La Chirurgia Plastica non è mai una chirurgia salvavita, ma si rende necessaria nel momento in cui i pazienti hanno subito mutilazioni o modificazioni del corpo (o per incidenti o per conseguenze di malattie). Questo è un problema che appare secondario, se ragioniamo in termini di patologia organica, ma diventa una preoccupazione primaria per il benessere psico-fisico del paziente, per il suo rientro in società e per la ripresa delle normali attività. Questi elementi, infatti, sono assolutamente imprescindibili in un approccio moderno della cura, quindi in questa ottica la Chirurgia Plastica si rivela necessaria.
Un esempio? La ricostruzione del seno post mastectomia, cioè in caso di tumore, è ormai considerata parte integrante del percorso di cura. Quella del tumore al seno è una patologia molto frequente che ha circa l’88% di tasso di sopravvivenza a 5 anni: per questo motivo curare donne, ma lasciarle con una mutilazione sfigurante come l’amputazione di una mammella non è accettabile in una società moderna. Nel senso stretto del termine, in questo caso la Chirurgia Plastica non è necessaria, ma viene avvertita come tale.
Da ciò si deduce come questa branca della medicina sia la tappa che in una cura impatta in modo più significativo la qualità della vita.
Ora parliamo del tuo profilo pubblico, quello dei social networks: l’immagine che hanno di te migliaia di followers. Quanto tempo dedichi a Instagram? E come lo gestisci?
Il mio profilo Instagram è nato tanti anni fa, in parte come scelta, in parte “naturalmente”, e ha sempre viaggiato su un binario parallelo rispetto alla mia professione.

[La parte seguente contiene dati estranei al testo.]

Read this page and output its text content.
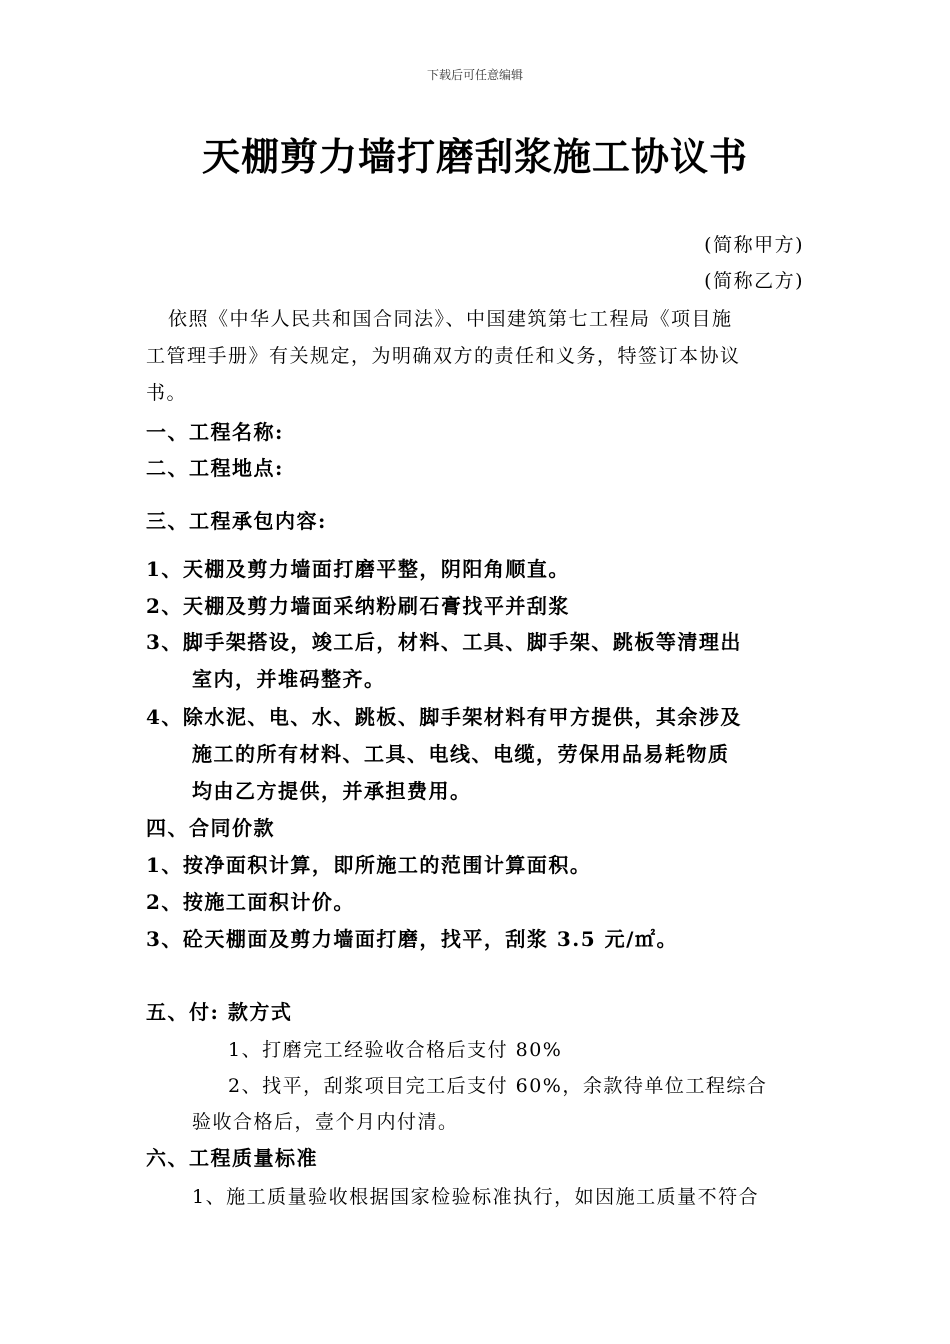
下载后可任意编辑
天棚剪力墙打磨刮浆施工协议书
(简称甲方)
(简称乙方)
依照《中华人民共和国合同法》、中国建筑第七工程局《项目施
工管理手册》有关规定，为明确双方的责任和义务，特签订本协议
书。
一、工程名称:
二、工程地点:
三、工程承包内容:
1、天棚及剪力墙面打磨平整，阴阳角顺直。
2、天棚及剪力墙面采纳粉刷石膏找平并刮浆
3、脚手架搭设，竣工后，材料、工具、脚手架、跳板等清理出
室内，并堆码整齐。
4、除水泥、电、水、跳板、脚手架材料有甲方提供，其余涉及
施工的所有材料、工具、电线、电缆，劳保用品易耗物质
均由乙方提供，并承担费用。
四、合同价款
1、按净面积计算，即所施工的范围计算面积。
2、按施工面积计价。
3、砼天棚面及剪力墙面打磨，找平，刮浆 3.5 元/㎡。
五、付: 款方式
1、打磨完工经验收合格后支付 80%
2、找平，刮浆项目完工后支付 60%，余款待单位工程综合
验收合格后，壹个月内付清。
六、工程质量标准
1、施工质量验收根据国家检验标准执行，如因施工质量不符合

Attraverso i social networks racconto tanto di me. Sono una persona molto visiva e attraverso le immagini do una impressione reale di quello che sono e della concezione che ho del mondo e della bellezza. Al contempo, però, escludo la parte più rilevante delle mie giornate che è quella professionale: non intendo mischiare le due cose.
Avendo una vita intensa e con orari molto poco flessibili, tengo le fotografie in una sorta di archivio e poi le pubblico su Instagram. Le metto on-line sempre in ordine cronologico, perché la mia galleria nasce e vuole rimanere un diario fotografico. In questa maniera tengo attivo il profilo, ma spendendo gran parte della mia giornata lavorando. Posto scatti sì recenti, ma talvolta fatti qualche giorno prima.

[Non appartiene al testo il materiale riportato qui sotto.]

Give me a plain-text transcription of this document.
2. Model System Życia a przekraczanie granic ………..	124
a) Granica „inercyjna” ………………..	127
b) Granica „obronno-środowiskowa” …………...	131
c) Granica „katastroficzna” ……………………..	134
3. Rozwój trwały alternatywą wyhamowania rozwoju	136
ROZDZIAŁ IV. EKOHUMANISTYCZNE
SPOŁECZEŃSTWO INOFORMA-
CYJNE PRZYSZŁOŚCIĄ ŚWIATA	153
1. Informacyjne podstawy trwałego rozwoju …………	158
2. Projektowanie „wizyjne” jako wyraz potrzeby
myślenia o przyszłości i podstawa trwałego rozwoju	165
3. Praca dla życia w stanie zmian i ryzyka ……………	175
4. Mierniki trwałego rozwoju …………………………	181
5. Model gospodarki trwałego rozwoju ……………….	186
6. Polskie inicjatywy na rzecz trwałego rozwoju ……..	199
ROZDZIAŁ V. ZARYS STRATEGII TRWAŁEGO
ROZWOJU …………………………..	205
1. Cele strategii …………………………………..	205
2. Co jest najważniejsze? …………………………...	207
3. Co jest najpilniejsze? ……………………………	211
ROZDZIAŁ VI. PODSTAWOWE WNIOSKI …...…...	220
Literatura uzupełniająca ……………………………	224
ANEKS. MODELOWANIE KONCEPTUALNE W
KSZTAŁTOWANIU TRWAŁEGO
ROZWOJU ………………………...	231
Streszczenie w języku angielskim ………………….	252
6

Le fotografie antiche delle tua famiglia: nelle didascalie racconti storie bellissime! Come ti è venuta l’idea di condividerle sul web?

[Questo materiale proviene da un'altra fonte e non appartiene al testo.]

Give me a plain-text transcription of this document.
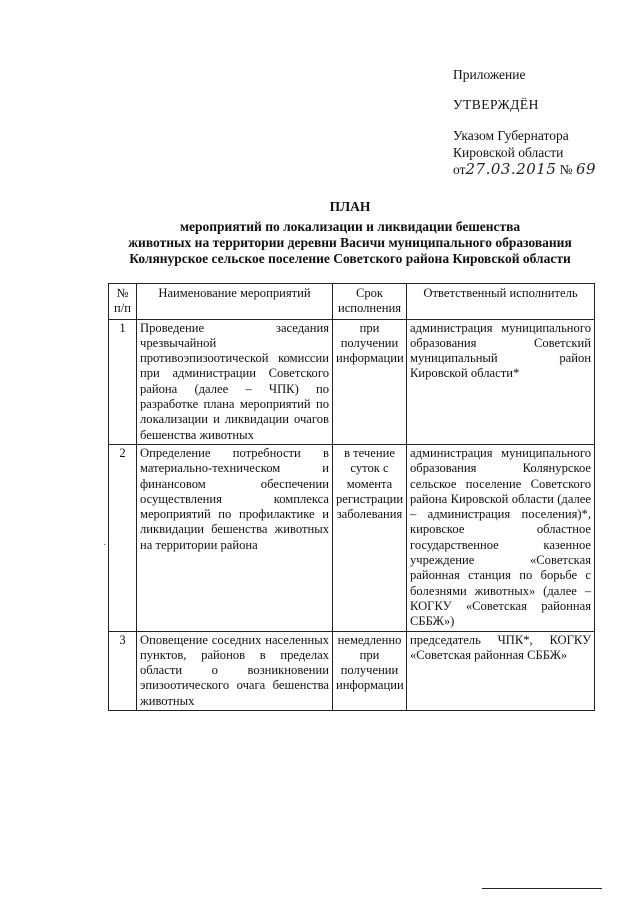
Приложение
УТВЕРЖДЁН
Указом Губернатора
Кировской области
от27.03.2015 № 69
ПЛАН
мероприятий по локализации и ликвидации бешенства
животных на территории деревни Васичи муниципального образования
Колянурское сельское поселение Советского района Кировской области
№ п/п	Наименование мероприятий	Срок исполнения	Ответственный исполнитель
1	Проведение заседания чрезвычайной противоэпизоотической комиссии при администрации Советского района (далее – ЧПК) по разработке плана мероприятий по локализации и ликвидации очагов бешенства животных	при получении информации	администрация муниципального образования Советский муниципальный район Кировской области*
2	Определение потребности в материально-техническом и финансовом обеспечении осуществления комплекса мероприятий по профилактике и ликвидации бешенства животных на территории района	в течение суток с момента регистрации заболевания	администрация муниципального образования Колянурское сельское поселение Советского района Кировской области (далее – администрация поселения)*, кировское областное государственное казенное учреждение «Советская районная станция по борьбе с болезнями животных» (далее – КОГКУ «Советская районная СББЖ»)
3	Оповещение соседних населенных пунктов, районов в пределах области о возникновении эпизоотического очага бешенства животных	немедленно при получении информации	председатель ЧПК*, КОГКУ «Советская районная СББЖ»
·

Il discorso delle fotografie d’epoca nasce proprio da quello che dicevo poco fa: la mia vita professionale non lascia molto spazio alla fotografia, alla ricerca della bellezza e al ruolo della memoria. Per questo motivo ho deciso di condividere sui social networks anche questa parte di me. I racconti di mia nonna mi sono serviti come strumento: lei era una donna molto divertente e fantasiosa, che dava un taglio incredibile alle storie. Aveva la capacità di rendere straordinarie vite tutto sommato abbastanza ordinarie come quelle di zii, nonni e nipoti. Ho provato a trascriverle, unendole a un piccolo archivio fotografico familiare che ho la fortuna di avere. Il risultato è che ho postato le fotografie, con l’intento di non tradire lo spirito “leggendario” con cui mi erano state raccontate le storie. Che erano storie vere, di casa, alle quali era stato dato il taglio di straordinarietà che ho voluto trasmettere.
In qualche modo tra le fotografie che scatto io e quelle tratte dagli album del passato c’è un fil rouge, quello che vede e trova la bellezza in cose semplici, in cose di tutti i giorni.
Perchè la bellezza esiste nei dettagli, bisogna semplicemente armare gli occhi e cercarla. È tutto unico. Sta solo a noi trovare la bellezza nell’unicità delle cose. Le cose uniche sono tutte speciali e in quanto tali belle.